Mexico has enjoyed a great period of macroeconomic stability in public finance and there are bumps here and there in the road; however, overall there has been a clear direction of where the government wants to take the country and the economy, which is currently challenged by the new administration in the US. Mexico continues to be supportive of open trade and free markets, and if it has to turn to different markets, that is an opportunity. For a long time, we have enjoyed the benefits of these policies. Sectors that have been closed for quite some time and are critical to a mature economy such as energy and telecoms have opened, making Mexico more competitive.
The biggest thing investors should remember is that there are cultural differences when operating in Mexico; not every country is the same. Companies need to understand this because it is extremely important. Secondly, companies need to be careful about the risks in general terms; they have to be cognizant of the fact that they may need a change in management to change the culture within companies, and this may require investment. They may need to invest in processes, corporate governance, and IT, which is also an opportunity for these companies to introduce best practices from all over the world to Mexican companies.

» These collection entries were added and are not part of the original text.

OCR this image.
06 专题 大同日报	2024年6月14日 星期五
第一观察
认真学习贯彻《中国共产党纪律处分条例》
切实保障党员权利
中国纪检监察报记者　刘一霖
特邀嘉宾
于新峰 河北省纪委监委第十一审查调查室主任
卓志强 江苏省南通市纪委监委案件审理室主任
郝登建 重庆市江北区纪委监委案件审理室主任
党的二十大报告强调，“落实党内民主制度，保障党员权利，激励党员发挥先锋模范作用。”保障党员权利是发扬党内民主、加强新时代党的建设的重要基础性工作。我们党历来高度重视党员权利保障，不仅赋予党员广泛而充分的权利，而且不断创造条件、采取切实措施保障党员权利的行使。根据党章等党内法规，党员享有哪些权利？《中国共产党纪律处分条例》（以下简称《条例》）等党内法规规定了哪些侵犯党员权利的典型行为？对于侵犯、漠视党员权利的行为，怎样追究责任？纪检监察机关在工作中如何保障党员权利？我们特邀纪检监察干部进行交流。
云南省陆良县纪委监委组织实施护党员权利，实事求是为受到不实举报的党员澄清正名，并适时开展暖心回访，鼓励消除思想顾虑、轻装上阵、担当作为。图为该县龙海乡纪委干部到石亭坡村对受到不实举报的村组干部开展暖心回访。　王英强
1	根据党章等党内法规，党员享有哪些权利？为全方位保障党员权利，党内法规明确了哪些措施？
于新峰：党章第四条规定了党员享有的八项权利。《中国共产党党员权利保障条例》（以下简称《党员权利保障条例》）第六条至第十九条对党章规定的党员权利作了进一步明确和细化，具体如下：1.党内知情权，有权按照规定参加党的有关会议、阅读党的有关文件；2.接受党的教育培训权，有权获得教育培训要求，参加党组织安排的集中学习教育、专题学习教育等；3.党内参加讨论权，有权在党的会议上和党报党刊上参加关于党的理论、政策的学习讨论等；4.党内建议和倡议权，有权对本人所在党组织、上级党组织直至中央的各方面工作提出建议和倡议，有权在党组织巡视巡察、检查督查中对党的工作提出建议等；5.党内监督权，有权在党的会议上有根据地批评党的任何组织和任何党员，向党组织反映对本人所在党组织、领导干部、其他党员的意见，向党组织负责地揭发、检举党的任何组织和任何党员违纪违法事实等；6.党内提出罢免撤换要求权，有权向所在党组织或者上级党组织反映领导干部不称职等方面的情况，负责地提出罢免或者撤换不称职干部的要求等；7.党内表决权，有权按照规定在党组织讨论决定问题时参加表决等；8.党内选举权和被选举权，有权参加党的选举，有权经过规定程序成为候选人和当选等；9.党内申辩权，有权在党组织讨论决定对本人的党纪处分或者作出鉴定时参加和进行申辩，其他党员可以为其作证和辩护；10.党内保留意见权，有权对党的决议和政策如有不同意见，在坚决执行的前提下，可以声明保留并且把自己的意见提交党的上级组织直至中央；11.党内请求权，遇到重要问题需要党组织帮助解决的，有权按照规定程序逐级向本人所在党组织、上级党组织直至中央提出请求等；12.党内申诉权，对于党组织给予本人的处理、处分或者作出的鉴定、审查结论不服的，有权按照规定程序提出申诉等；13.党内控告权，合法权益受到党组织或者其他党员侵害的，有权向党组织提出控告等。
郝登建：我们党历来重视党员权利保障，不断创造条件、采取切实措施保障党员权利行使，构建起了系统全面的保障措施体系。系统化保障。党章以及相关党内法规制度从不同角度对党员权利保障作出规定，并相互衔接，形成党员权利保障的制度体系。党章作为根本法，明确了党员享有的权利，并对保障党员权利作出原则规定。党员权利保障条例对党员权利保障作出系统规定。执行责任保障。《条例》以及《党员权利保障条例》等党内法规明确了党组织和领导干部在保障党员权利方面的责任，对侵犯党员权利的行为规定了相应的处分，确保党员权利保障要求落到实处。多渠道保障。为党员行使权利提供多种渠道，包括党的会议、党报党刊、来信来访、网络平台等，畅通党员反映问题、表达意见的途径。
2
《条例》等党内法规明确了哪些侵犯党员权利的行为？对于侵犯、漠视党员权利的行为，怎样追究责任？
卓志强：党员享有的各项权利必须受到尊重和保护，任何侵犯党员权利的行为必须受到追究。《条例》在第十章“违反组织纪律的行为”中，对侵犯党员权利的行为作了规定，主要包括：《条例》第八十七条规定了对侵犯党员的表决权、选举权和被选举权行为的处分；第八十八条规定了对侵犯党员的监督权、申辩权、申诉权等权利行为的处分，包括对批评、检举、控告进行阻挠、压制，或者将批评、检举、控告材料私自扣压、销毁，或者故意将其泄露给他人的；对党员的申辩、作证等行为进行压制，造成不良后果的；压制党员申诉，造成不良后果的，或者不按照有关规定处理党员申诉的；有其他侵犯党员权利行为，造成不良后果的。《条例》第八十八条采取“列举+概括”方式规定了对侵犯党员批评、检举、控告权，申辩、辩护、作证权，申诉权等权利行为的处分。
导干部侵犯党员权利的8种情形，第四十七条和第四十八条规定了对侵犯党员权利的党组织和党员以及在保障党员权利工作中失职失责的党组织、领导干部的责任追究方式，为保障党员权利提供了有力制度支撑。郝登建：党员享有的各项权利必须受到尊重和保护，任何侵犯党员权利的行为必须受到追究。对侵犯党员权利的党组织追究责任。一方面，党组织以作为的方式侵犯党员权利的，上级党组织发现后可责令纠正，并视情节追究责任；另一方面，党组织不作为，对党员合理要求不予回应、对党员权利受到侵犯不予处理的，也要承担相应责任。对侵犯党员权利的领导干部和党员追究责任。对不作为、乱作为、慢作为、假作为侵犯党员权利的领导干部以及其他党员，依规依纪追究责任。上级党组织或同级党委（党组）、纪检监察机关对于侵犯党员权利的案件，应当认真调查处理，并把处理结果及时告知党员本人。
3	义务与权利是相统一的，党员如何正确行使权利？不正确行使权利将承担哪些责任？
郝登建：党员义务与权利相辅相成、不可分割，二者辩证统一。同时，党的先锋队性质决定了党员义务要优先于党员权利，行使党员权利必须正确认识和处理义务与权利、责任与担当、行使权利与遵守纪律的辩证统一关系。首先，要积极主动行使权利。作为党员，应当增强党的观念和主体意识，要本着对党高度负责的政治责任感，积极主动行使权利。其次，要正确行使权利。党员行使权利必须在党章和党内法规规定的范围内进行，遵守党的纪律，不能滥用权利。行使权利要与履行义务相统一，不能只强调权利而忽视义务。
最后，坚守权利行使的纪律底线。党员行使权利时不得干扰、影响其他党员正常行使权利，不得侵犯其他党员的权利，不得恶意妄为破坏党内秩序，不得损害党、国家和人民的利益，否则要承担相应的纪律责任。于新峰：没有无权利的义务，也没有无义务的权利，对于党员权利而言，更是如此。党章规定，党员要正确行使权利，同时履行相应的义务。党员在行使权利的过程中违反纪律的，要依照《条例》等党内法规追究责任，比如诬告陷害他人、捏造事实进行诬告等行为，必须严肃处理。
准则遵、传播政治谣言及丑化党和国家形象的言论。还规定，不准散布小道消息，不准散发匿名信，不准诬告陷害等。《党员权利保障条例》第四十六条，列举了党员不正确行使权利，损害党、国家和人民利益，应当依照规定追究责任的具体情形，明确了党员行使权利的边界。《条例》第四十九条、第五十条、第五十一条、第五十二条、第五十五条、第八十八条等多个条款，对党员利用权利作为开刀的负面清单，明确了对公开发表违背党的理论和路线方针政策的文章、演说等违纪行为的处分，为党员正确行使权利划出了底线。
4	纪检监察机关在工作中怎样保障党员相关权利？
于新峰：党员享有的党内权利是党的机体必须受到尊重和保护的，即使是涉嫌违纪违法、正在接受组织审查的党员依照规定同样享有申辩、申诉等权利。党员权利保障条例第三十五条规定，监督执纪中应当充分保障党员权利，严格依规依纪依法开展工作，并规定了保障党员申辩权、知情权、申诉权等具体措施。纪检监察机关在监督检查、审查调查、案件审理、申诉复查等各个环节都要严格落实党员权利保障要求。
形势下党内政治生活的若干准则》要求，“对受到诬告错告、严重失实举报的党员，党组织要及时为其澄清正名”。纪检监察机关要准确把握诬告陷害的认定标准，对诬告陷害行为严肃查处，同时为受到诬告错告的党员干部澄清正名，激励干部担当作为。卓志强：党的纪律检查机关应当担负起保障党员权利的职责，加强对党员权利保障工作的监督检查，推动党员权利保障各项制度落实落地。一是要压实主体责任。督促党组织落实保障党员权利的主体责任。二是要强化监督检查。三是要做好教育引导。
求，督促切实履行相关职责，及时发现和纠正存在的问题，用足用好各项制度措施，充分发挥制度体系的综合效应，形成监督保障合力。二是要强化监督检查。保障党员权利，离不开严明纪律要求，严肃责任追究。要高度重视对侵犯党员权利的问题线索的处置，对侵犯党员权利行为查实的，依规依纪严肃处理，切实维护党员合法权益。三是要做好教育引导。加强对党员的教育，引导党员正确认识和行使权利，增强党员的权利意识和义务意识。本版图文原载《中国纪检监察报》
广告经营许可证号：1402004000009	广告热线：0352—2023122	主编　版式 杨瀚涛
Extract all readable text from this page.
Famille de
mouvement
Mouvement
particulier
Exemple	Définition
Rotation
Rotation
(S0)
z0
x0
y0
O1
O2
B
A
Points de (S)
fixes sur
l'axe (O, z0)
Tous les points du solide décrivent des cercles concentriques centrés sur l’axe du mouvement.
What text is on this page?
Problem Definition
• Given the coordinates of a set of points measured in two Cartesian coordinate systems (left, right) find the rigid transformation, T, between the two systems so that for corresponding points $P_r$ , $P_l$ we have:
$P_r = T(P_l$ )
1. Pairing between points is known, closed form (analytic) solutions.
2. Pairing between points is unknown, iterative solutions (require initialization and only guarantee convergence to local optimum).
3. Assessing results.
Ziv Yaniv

We have sought to be innovative with our clients; we provide audit, tax, and advisory services, but have realized that clients seek to solve an issue rather than just hire a consultant for a project. Thus, we try to be innovative with them and have technology solutions to improve the way we do things. We bring solutions from outside of Mexico and serve SMEs with the best practices from the US, Asia, and other parts of the world. Secondly, we seek to make things more efficient and try to differentiate the way we serve clients. Thirdly, we seek to improve the tools we use and are investing in artificial intelligence. We have, for example, an alliance with Watson to develop those tools for the delivery of services, namely robotic process automation. We are changing the way our clients demand services, and we have started to see clients request robotic process automation in their business processes, supply chain, and back office, and are bringing people from centers of excellence to improve and implement those strategies here. These companies will become digital, data-driven companies going into the future, and it is a challenge to also transform ourselves.